Problem 5.15

Nasser Abbasi

 

Wheel appears to turn back due to temporal aliasing. This happens when the wheel spokes are rotating at frequency higher than the nyquist frequency. Nyquist frequency is 1/(2*sample interval). The sample rate here is the interval between each picture frame. When the wheel spokes rotate at a frequency higher than nyquest frequency, then the actual frequency seen is the alias frequency and not the real actual frequency the wheel spokes are rotating at.

 

To explain this, I assume a wheel with 4 symmetrical spokes (i.e. 90 degrees angle between each spoke and the other). Assume the wheel in real life is spinning in the clock wise direction.

 

If the wheel is rotating 90 degrees per picture frame, then the wheel will appear to be stationary (i.e  at each frame, the wheel looks exactly the same as it did in the previous frame).
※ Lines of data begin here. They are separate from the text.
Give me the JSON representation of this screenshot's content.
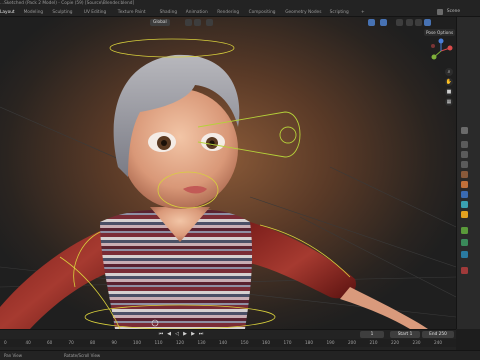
{
  "window": {
    "title": "...Sketched (Pack 2 Model) - Copie (59) [Source\\Blender.blend]",
    "scene_label": "Scene"
  },
  "workspace_tabs": [
    {
      "label": "Layout",
      "active": true
    },
    {
      "label": "Modeling",
      "active": false
    },
    {
      "label": "Sculpting",
      "active": false
    },
    {
      "label": "UV Editing",
      "active": false
    },
    {
      "label": "Texture Paint",
      "active": false
    },
    {
      "label": "Shading",
      "active": false
    },
    {
      "label": "Animation",
      "active": false
    },
    {
      "label": "Rendering",
      "active": false
    },
    {
      "label": "Compositing",
      "active": false
    },
    {
      "label": "Geometry Nodes",
      "active": false
    },
    {
      "label": "Scripting",
      "active": false
    },
    {
      "label": "+",
      "active": false
    }
  ],
  "viewport": {
    "mode_label": "Global",
    "pose_options_label": "Pose Options",
    "nav_buttons": [
      "zoom-icon",
      "hand-icon",
      "camera-icon",
      "grid-icon"
    ]
  },
  "timeline": {
    "current_frame": "1",
    "start_label": "Start",
    "start_value": "1",
    "end_label": "End",
    "end_value": "250",
    "ruler_ticks": [
      "0",
      "40",
      "60",
      "70",
      "80",
      "90",
      "100",
      "110",
      "120",
      "130",
      "140",
      "150",
      "160",
      "170",
      "180",
      "190",
      "200",
      "210",
      "220",
      "230",
      "240"
    ]
  },
  "status_bar": {
    "left_item": "Pan View",
    "mid_item": "Rotate/Scroll View",
    "right_item": ""
  },
  "colors": {
    "accent_blue": "#4772b3",
    "bone_yellow": "#d8d03c",
    "bone_green": "#b5d13a"
  }
}
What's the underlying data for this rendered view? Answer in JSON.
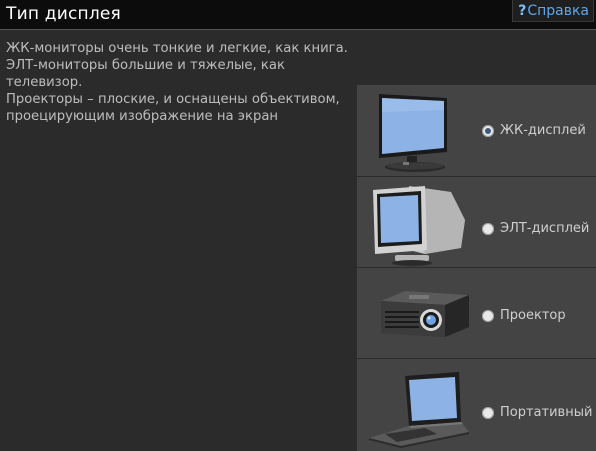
{
  "window": {
    "title": "Тип дисплея",
    "help_label": "Справка"
  },
  "description": {
    "line1": "ЖК-мониторы очень тонкие и легкие, как книга.",
    "line2": "ЭЛТ-мониторы большие и тяжелые, как телевизор.",
    "line3": "Проекторы – плоские, и оснащены объективом, проецирующим изображение на экран"
  },
  "options": [
    {
      "label": "ЖК-дисплей",
      "icon": "lcd-monitor-icon",
      "selected": true
    },
    {
      "label": "ЭЛТ-дисплей",
      "icon": "crt-monitor-icon",
      "selected": false
    },
    {
      "label": "Проектор",
      "icon": "projector-icon",
      "selected": false
    },
    {
      "label": "Портативный",
      "icon": "laptop-icon",
      "selected": false
    }
  ],
  "colors": {
    "background": "#2b2b2b",
    "panel": "#444444",
    "titlebar": "#0c0c0c",
    "link": "#5fa8e8",
    "screen": "#8db3e6"
  }
}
I.e. assume the sample interval is such that it is equal to the time it takes for the wheel to make ¼ revolution.

 

Now, assume the wheel is rotating at 89 degrees per the time it takes to take one frame. So at each frame each spoke moves 89 degrees clock wise, but this is the same as if the spoke moved 1 degree anti clock wise. So, the eye sees the smaller degree movement as the actual movement and see the wheel actually moving at a rate of 1 degree per frame but in the anti clock wise direction (opposite from its actual movement in real life).

 

The same for 88 degrees, the eye will see the wheel moving 2 degrees per frame in the anti-clock wise direction.  This process will continue. When the wheel rotates at 46 degrees in the clock wise direction, it will appear to rotate 44 degrees in the opposite direction. At 45 degrees rotation per frame, one will not know which direction it is rotating. When the wheel rotates at 44 degrees per frame in the clock wise direction, then it will appear to rotate in the forward direction which matches the actual real life movement.

 

So, for a 4 sopke wheel, we can’t turn the wheel by more than 45 degrees per frame (or 1/8 revolutions per frame) without seeing this temporal aliasing.